Por Aldo Rebelo
O desabafo do ministro Augusto Heleno contra o Congresso – acusado por ele de chantagista e insaciável – revela muito mais que o grave vitupério da autoridade que tem a obrigação da palavra cuidadosa mesmo nos julgamentos severos.
O que há de mais preocupante na fala do general é a escalada da disputa entre os poderes Executivo e Legislativo, na qual já se conhece um perdedor: o Brasil.
A vocação do Congresso é, por natureza, federalista, e mais que federalista municipalista. Deputados e senadores não são eleitos pela União, são representantes dos estados, e não só dos estados, dos municípios, onde dependem de apoio dos prefeitos e de lealdades locais.
A agenda dos deputados e senadores, com poucas exceções, está voltada para reivindicações de sua aldeia ou, no máximo, corporativas ligadas a interesses de grupos como agricultores, professores, servidores públicos, entre outros. Daí que os interesses da União na partilha dos recursos federais e das responsabilidades dela decorrentes exijam o protagonismo forte do Executivo na disputa com os demais entes federativos e as corporações.
A batalha recente em torno do orçamento impositivo reduz drasticamente a capacidade da União e, portanto, do Executivo de arbitrar discricionariamente os desajustes regionais, sociais e os demais desequilíbrios próprios de uma nação marcada pelas desigualdades.
O governo do presidente Bolsonaro colhe a tempestade dos ventos semeados no governo da ex-presidente Dilma Rousseff, quando o Congresso foi estimulado a encurralar o Poder Executivo como parte da estratégia oposicionista contra o mandato da governante deposta.
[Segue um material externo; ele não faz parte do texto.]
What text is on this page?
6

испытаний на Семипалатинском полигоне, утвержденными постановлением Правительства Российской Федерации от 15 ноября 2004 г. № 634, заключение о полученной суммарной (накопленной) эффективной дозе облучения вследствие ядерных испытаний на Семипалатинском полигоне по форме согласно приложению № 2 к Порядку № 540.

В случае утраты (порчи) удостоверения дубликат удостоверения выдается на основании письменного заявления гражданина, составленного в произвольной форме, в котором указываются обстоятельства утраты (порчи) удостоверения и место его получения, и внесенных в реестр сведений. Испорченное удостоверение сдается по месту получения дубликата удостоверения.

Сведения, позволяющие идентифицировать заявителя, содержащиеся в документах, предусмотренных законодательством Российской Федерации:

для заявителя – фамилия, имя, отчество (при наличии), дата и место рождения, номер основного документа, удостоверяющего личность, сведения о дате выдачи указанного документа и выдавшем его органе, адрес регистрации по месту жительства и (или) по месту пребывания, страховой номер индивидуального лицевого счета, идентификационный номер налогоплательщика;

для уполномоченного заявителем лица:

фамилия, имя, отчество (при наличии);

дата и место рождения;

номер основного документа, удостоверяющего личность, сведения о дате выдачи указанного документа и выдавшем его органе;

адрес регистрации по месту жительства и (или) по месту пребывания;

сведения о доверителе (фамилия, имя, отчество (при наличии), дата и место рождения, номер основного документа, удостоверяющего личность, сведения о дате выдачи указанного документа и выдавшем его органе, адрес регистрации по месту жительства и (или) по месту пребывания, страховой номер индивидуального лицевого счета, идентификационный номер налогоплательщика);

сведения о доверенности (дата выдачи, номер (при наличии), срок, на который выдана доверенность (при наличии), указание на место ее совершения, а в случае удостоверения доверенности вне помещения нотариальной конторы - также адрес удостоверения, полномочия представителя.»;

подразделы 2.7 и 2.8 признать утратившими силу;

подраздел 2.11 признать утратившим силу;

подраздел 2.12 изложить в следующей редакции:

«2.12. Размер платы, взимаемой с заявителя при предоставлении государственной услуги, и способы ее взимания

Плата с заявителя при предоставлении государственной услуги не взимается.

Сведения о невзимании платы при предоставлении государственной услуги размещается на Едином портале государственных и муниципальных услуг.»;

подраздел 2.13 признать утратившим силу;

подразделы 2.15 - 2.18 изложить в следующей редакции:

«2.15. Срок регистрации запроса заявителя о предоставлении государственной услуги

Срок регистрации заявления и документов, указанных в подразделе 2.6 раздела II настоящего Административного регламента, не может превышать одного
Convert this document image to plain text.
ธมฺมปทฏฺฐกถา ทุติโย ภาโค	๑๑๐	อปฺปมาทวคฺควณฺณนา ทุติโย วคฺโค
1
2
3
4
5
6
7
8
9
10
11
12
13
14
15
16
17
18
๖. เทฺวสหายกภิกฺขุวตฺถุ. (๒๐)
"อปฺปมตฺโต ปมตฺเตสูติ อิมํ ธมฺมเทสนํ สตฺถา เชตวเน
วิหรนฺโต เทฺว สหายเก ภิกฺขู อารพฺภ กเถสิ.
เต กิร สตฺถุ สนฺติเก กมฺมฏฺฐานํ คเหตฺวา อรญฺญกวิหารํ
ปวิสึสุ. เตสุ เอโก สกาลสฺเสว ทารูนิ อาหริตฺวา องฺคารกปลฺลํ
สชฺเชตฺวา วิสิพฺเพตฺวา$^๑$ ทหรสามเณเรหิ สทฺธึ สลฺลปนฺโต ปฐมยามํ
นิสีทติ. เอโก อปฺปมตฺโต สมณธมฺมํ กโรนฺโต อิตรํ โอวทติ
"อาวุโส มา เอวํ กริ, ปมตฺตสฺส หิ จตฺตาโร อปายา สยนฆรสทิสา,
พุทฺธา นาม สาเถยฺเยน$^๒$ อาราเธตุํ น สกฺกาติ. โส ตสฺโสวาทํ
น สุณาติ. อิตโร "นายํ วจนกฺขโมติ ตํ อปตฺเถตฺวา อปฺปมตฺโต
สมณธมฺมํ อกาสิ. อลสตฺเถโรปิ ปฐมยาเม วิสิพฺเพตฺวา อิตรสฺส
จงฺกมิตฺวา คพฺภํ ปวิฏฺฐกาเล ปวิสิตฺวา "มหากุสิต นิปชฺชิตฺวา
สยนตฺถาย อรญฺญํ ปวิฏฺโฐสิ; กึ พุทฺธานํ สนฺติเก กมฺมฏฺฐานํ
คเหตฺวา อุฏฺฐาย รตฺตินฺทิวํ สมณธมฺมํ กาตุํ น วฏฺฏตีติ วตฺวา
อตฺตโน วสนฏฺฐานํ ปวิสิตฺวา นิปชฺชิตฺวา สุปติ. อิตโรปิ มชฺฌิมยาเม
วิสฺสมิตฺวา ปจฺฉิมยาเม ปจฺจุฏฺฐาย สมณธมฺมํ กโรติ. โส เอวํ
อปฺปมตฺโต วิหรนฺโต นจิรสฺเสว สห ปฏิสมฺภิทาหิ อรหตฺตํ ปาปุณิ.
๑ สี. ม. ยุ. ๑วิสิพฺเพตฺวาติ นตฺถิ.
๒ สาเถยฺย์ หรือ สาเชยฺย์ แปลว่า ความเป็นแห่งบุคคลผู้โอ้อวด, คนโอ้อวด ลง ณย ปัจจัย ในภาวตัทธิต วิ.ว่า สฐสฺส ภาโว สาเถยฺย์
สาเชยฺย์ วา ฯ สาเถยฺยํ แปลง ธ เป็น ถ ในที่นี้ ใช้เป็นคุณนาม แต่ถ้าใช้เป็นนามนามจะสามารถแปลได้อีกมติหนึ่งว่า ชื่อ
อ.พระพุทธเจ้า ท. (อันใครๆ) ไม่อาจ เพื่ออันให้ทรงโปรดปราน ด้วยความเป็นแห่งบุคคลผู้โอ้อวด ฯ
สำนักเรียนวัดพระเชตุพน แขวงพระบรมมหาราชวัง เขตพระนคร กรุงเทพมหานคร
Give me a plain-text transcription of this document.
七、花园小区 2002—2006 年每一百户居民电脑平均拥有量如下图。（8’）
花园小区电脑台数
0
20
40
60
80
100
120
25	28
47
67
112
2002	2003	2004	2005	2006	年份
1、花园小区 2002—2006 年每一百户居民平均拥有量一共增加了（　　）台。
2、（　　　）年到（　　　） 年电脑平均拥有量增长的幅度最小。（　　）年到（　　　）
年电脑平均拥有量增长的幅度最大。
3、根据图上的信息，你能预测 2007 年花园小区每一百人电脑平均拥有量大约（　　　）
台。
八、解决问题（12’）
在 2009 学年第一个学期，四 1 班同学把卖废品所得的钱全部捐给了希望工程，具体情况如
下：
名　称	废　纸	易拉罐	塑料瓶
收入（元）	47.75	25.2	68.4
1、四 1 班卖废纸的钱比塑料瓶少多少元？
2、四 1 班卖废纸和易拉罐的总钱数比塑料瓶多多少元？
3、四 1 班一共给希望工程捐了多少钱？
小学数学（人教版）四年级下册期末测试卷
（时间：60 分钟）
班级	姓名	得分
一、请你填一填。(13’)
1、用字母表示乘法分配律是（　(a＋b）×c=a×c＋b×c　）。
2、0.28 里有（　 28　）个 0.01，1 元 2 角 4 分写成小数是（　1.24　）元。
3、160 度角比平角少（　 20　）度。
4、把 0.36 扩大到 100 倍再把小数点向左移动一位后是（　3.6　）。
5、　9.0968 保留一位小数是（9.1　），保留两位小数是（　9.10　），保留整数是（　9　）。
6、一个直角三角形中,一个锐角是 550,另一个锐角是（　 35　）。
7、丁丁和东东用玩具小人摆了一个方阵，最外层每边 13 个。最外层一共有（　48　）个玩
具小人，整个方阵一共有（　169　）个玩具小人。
O Parlamento tomou gosto pelo empoderamento estimulado e agora tira proveito da inaptidão e desorientação do atual Executivo na relação com o mundo da política, no qual os amadores, mais cedo ou mais tarde, inapelavelmente naufragam.
É desalentador que diante de uma agenda que inclui temas de grande relevância para a União, como as reformas Tributária e Administrativa, o Executivo tenha como estratégia a tentativa de intimidação do Legislativo.
Aliás, em um governo cheio de militares não custa lembrar o princípio segundo o qual na guerra de guerrilhas esta não precisa triunfar contra um exército regular. A vitória da guerrilha consiste em sobreviver, em não se deixar esmagar.
Os estrategistas do Planalto devem considerar que é o governo que precisa aprovar os seus projetos e reunir maioria para tal propósito. O Congresso não precisa derrotar tais projetos. Não votar, a qualquer pretexto, já seria um fracasso do governo. A disputa em torno da responsabilidade pelo insucesso dificilmente excluiria um dos protagonistas.
Registre-se que apesar das demonstrações recorrentes de desapreço de integrantes do governo pela política e pelo Parlamento, o presidente da Câmara dos Deputados Rodrigo Maia e do Senado Federal Davi Alcolumbre têm concorrido com várias demonstrações de boa vontade para uma correta e cooperativa relação do Congresso com o Executivo em torno de uma pauta de temas de interesses comuns, principalmente aqueles ligados às aspirações do mercado.
O presidente Bolsonaro faria bem em observar outra lição oferecida pelo imperador persa Ciro, o Grande, e descrita mais uma vez pelo historiador grego Heródoto em sua obra História, aqui já citada em artigo anterior.

Ciro, o Grande / Gravura de 1894
Conta Heródoto que depois da conquista da Lídia Ciro recebeu mensageiros dos Jônios e Eólios, povos tributários do país conquistado, que reivindicavam ser acolhidos como súditos do imperador persa nas mesmas condições em que o foram de Creso, o rei derrotado da Lídia.
Ciro respondeu com o apólogo que narra a história de um tocador de flauta que imaginou atrair os peixes do mar à terra tocando seu instrumento. Vendo frustrado seu intento, lança então uma rede ao mar, apanhando uma grande quantidade de peixes que deposita no chão e vendo-os então saltar, disse: cessai, cessai agora de dançar, peixes, pois não quisestes vir a mim ao som da minha flauta.
Deu essa resposta aos Jônios e Eólios, pois tendo concitado os primeiros a segui-lo não foi ouvido, e só agora via-os dispostos a obedecer no momento de graves dificuldades.
O governo faz ouvidos moucos aos flautistas do Congresso. Qualquer dia poderá ser surpreendido pelo baque da rede na água em lugar do som mavioso da flauta. E aí será tarde para dançar.
Aldo Rebelo é jornalista, foi presidente da Câmara dos Deputados; ministro da Coordenação Política e Relações Institucionais; do Esporte; da Ciência e Tecnologia e Inovação e da Defesa nos governos Lula e Dilma.